La jeune fille soupira.

- Je voulais juste obtenir des réponses, moi.
- Oui, j'ai cru comprendre quand tu l'as quasiment crié tout à l'heure, s'amusa le dieu.
- J'ai crié ?
- J'exagère peut-être un peu. Disons que tu t'es un peu exclamée. Mais, puisque tu es là, que je suis là… quelles étaient tes questions ?

Saori le fixa quelques instants, un peu méfiante. Hermès lui retourna un grand sourire :

- Allez, je suis de bonne humeur parce que je ne vais pas tarder à récupérer mon compagnon. Tu devrais en profiter !
- Et bien… D'abord, est-ce que les réincarnations meurent ? Je veux dire, quand les divinités prennent possession d'elles.
- D'habitude, oui. En fait, ça dépend de beaucoup de facteurs, dont la… disons, la personnalité de la déité. Les miennes meurent, mais pas celles d'Athéna ou d'Apollon. Après, la majorité d'entre nous ne s'embarrasse pas de l'âme de nos réincarnations, donc…
- Elles meurent.
- Oui.

La jeune fille sourit :

- J'ai eu de la chance de tomber sur Athéna, alors.
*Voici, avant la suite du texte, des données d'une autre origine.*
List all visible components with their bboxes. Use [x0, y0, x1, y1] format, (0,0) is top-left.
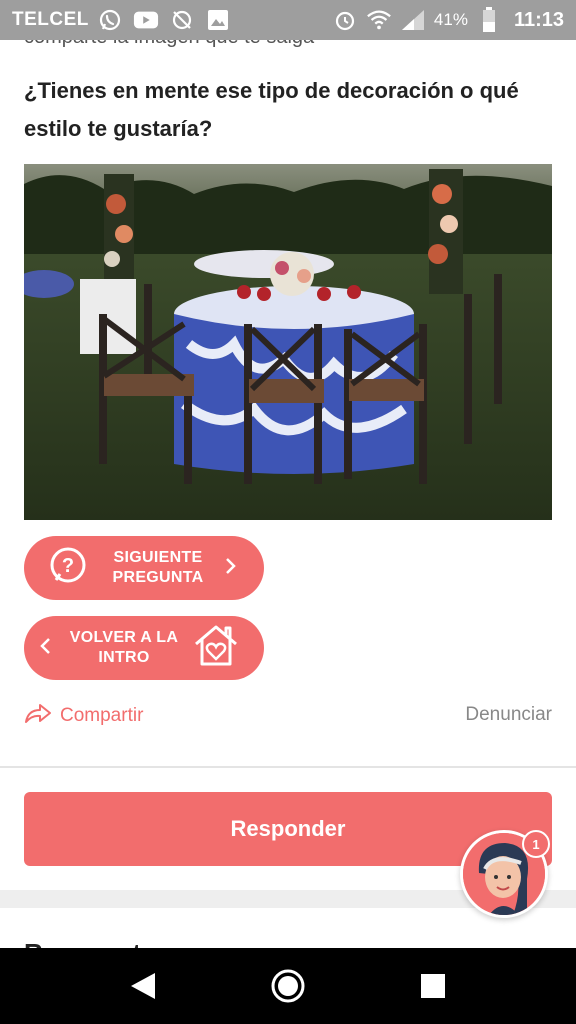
status-bar: TELCEL 41% 11:13	[0, 0, 576, 40]
image-icon	[205, 7, 231, 33]
battery-percent: 41%	[433, 10, 468, 29]
signal-icon	[400, 7, 426, 33]
back-to-intro-button[interactable]: VOLVER A LA INTRO	[24, 616, 264, 680]
youtube-icon	[133, 7, 159, 33]
question-text: ¿Tienes en mente ese tipo de decoración …	[24, 78, 519, 141]
next-section-title: Respuestas	[24, 938, 170, 948]
chevron-left-icon	[40, 637, 52, 660]
recent-apps-icon[interactable]	[409, 962, 457, 1010]
whatsapp-icon	[97, 7, 123, 33]
clock: 11:13	[513, 8, 564, 31]
divider	[0, 766, 576, 768]
battery-icon	[476, 7, 502, 33]
home-heart-icon	[192, 624, 240, 673]
question-circle-icon: ?	[48, 546, 88, 591]
svg-text:?: ?	[62, 555, 74, 577]
wifi-icon	[366, 7, 392, 33]
share-arrow-icon	[24, 702, 52, 730]
alarm-icon	[332, 7, 358, 33]
previous-line-text: comparte la imagen que te salga	[24, 40, 454, 49]
home-icon[interactable]	[264, 962, 312, 1010]
truncated-text-line: comparte la imagen que te salga	[24, 40, 454, 50]
carrier-name: TELCEL	[12, 9, 89, 30]
next-question-button[interactable]: ? SIGUIENTE PREGUNTA	[24, 536, 264, 600]
share-label: Compartir	[60, 705, 144, 726]
post-photo[interactable]	[24, 164, 552, 520]
back-to-intro-label: VOLVER A LA INTRO	[69, 629, 179, 666]
navigation-bar	[0, 948, 576, 1024]
chevron-right-icon	[224, 557, 236, 580]
share-link[interactable]: Compartir	[24, 702, 143, 730]
back-icon[interactable]	[119, 962, 167, 1010]
report-link[interactable]: Denunciar	[465, 704, 552, 726]
next-question-label: SIGUIENTE PREGUNTA	[112, 549, 204, 586]
sync-off-icon	[169, 7, 195, 33]
notification-badge: 1	[522, 830, 550, 858]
Et ma seconde question c'est, est-ce que le temps passe sur l'Olympe ? Et est-ce que ça, ajouta-t-elle en désignant le ciel sombre qui se déployait au-dessus de leur tête, c'est une vraie nuit ?
- Le temps ne passe plus sur l'Olympe depuis que Cronos en a été banni, indiqua Hermès. Mais même quand il passait, ça ne servait pas à grand-chose le vieux se consacrait surtout à la Terre, c'était bien plus intéressant. Et ça, c'est une fausse nuit. On suit le cycle jour-nuit terrestre pour des raisons pratiques, même si on pourrait très bien vivre dans un jour perpétuel.
- Merci. Elle aurait pu me dire ça directement, soupira Saori.
- Athéna a ses raisons que la raison ignore, pour reprendre un de vos dictons.

"Hermès n'est éloquent et spirituel que pour mentir et tromper son prochain. Si son discours est atterrant, il est sincère," lâcha ironiquement Athéna depuis les profondeurs de sa conscience.
"Je croyais que tu hibernais jusqu'à demain," répondit Saori en retenant un sursaut de surprise.
"Je n'arrivais pas à dormir tout à l'heure, et perdre le contrôle de mon… de notre corps n'y a rien changé. Il va te falloir me supporter."

- C'est une si mauvaise reprise que ça ?

La jeune fille fronça les sourcils :

- Comment…
- Tu as fait une de ces grimaces, c'était impressionnant, rit le dieu.
- Ah ! Non, pas du tout, c'est juste que… commença Saori avant de se sentir attrapée par le col puis refoulée avec douceur. Que c'était une vraiment très mauvaise reprise, mon frère.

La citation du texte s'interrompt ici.